Here, all lines of code work fine except read_data.to_csv(r'/home/azureuser/cloudfiles/code/Users/Ankit19.Gupta/azureml-in-a-day/src/file3.csv').

It shows the error message as: OSError: Cannot save file into a non-existent directory:/home/azureuser/cloudfiles/code/Users/Ankit19.Gupta/azureml-in-a-day/src

Can anyone please help me how to save dataframe into a csv file into my current working directory through a Job. Any help would be appreciated.

Azure Machine Learning
Azure Machine Learning
An Azure machine learning service for building and deploying models.
2,563 questions
Azure AI services
Azure AI services
A group of Azure services, SDKs, and APIs designed to make apps more intelligent, engaging, and discoverable.
2,375 questions
0 comments No comments
{count} votes

1 answer

Sort by: Most helpful
  1. YutongTie-MSFT 46,566 Reputation points
    2022-10-23T19:18:49.723+00:00

    Helllo @Ankit19 Gupta

    Thanks for using Microsoft Q&A platform, for "Reading and Writing data in a job" in official guidance, please refer to below sample for ML SDK V2 - https://github.com/Azure/azureml-examples/blob/sdk-preview/sdk/assets/data/data.ipynb

    If that's not want you want, I have done some researches around it and found a thread about the same issue in Stack - https://stackoverflow.com/questions/47143836/pandas-dataframe-to-csv-raising-ioerror-no-such-file-or-directory

    It seems this error was caused by to_csv does create the file if it doesn't exist as you said, but it does not create directories that don't exist.

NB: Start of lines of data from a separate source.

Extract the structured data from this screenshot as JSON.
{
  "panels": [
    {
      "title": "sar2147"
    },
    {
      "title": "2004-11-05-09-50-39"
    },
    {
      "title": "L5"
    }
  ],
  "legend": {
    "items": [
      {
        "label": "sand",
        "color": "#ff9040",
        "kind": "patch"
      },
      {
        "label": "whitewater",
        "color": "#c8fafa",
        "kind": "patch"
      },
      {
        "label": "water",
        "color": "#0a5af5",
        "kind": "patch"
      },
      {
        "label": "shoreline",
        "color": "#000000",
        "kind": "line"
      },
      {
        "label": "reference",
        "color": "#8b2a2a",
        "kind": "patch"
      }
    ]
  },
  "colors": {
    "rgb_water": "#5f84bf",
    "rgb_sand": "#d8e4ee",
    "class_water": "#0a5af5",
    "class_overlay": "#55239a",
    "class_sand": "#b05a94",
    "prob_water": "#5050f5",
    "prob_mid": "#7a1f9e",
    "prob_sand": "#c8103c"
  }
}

Ensure that the subdirectory you are trying to save your file within has been created first as below -

    import os  
      
    outname = 'name.csv'  
      
    outdir = './dir'  
    if not os.path.exists(outdir):  
        os.mkdir(outdir)  
      
    fullname = os.path.join(outdir, outname)      
      
    df.to_csv(fullname)  
    

    Please have a try and I hope above helps, let me know how is going and we are happy to help.

    Regards,
    Yutong

    -Please kindly accept the answer if you feel helpful to support the community, thanks a lot.